Magdalena Cerdà, assistant professor of Epidemiology, won the American Psychopathological Association's 11th Annual Robins/Guze Award, which is given to a promising junior investigator in psychiatric epidemiology based on the overall quality of work. Cerdà investigates the social epidemiology of risk behaviors and psychiatric disorders, particularly violence, substance abuse, and depression, and the influence of massive disasters on risk behavior trajectories.

Jennifer Hirsch, associate professor of Sociomedical Sciences, was recognized by the Association of College and Research Libraries (ACRL) for authoring "One of the Outstanding Academic Titles for 2010." Hirsch's book, The Secret: Love, Marriage, and HIV, was one of 620 books selected  from more than 25,000 titles submitted for consideration by the ACRL, a division of the American Library Association.

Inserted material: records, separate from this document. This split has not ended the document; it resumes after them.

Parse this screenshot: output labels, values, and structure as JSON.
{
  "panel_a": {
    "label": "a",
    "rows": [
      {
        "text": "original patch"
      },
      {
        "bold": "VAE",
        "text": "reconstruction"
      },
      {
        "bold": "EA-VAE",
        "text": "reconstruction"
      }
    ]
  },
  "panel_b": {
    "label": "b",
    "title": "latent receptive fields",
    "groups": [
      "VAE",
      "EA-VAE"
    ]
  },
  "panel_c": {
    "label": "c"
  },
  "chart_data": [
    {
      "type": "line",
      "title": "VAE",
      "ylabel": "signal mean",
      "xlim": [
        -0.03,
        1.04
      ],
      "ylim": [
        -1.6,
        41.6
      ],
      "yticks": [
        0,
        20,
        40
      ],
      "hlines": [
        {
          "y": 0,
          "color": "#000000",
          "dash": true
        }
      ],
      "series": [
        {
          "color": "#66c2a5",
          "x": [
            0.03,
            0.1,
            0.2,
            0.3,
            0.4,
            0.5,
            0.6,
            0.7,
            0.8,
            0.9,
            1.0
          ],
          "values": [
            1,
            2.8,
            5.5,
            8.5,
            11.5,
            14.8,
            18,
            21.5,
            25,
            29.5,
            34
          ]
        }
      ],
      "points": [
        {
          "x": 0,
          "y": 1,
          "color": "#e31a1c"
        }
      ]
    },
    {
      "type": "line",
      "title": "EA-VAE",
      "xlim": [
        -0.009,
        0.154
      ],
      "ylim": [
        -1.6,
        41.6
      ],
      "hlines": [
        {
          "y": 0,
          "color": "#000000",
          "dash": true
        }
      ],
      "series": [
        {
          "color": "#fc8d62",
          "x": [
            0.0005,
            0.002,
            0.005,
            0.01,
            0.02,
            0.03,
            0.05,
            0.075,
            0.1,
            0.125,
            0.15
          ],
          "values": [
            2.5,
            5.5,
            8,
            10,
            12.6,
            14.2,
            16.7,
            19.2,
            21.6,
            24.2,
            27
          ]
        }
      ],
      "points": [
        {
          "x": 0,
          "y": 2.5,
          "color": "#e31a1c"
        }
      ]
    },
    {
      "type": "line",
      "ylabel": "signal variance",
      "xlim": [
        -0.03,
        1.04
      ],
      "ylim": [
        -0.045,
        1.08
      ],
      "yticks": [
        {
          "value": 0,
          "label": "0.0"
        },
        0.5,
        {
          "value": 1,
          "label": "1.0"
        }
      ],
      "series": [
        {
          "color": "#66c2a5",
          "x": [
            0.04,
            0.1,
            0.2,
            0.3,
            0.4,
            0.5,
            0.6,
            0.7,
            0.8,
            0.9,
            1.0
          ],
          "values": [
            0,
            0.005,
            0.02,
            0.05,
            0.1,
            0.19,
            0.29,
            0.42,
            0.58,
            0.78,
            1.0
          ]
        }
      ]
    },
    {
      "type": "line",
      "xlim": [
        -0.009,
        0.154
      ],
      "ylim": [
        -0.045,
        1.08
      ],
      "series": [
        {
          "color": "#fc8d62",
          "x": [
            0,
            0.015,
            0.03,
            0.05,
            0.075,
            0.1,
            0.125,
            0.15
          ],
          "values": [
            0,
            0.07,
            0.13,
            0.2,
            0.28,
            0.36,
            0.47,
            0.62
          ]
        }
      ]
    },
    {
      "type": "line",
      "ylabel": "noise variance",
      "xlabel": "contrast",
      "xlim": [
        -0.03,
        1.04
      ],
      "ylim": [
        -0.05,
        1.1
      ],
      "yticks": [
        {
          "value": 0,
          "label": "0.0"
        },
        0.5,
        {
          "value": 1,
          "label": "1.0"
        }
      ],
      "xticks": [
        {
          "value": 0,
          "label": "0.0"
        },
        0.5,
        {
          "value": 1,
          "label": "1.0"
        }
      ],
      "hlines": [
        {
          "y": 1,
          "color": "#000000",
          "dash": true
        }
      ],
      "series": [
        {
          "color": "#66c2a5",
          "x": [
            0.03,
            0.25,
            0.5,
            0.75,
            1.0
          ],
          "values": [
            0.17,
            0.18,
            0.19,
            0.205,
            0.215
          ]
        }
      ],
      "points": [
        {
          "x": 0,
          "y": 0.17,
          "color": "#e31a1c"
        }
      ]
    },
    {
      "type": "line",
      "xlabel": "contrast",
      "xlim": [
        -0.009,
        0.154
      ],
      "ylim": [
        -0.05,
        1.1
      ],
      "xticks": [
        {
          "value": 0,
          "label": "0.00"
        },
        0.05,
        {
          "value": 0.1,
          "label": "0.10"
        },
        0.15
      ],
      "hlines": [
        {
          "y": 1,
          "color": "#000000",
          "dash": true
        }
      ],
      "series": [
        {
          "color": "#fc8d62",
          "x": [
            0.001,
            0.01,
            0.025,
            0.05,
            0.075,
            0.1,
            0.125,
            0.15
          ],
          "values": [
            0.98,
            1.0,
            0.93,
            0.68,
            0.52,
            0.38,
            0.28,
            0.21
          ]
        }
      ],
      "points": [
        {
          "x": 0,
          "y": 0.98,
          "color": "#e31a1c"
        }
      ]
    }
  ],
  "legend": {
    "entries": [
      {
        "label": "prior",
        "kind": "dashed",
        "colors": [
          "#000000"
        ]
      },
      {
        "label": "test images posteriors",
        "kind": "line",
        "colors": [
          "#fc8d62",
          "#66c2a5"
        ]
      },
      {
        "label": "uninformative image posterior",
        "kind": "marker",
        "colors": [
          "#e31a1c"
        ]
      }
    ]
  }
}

The book was cited as "a great addition to the existing literature on sexuality, marriage, extramarital opportunities, and HIV risk, and a pleasure to read."

Ezra Susser, professor of Epidemiology and professor of Psychiatry at the New York State Psychiatric Institute, was awarded the American Public Health Association's 2011 Rema Lapouse Award for his outstanding contributions to the scientific understanding of the epidemiology and control of mental disorders. He is the lead author of the primary textbook on psychiatric epidemiology and director of the Imprints Center for Genetic and Environmental Lifecourse Research, which looks at the developmental origins of health in birth cohorts across the globe.

Ying Wei, assistant professor of Biostatistics, was named the winner of the Noether Young Scholar Award by the American Statistical Association. The award is given annually to an accomplished young researcher to support both research and teaching in nonparametric statistics. As part of the award, she will deliver an invited lecture the year after the award and be asked to report on research performed since receiving the award. Ying Wei's research interests are in the general area of quantile regression, longitudinal data, and semi-parametric models, with a focus on developing methodologies of longitudinal growth chart construction.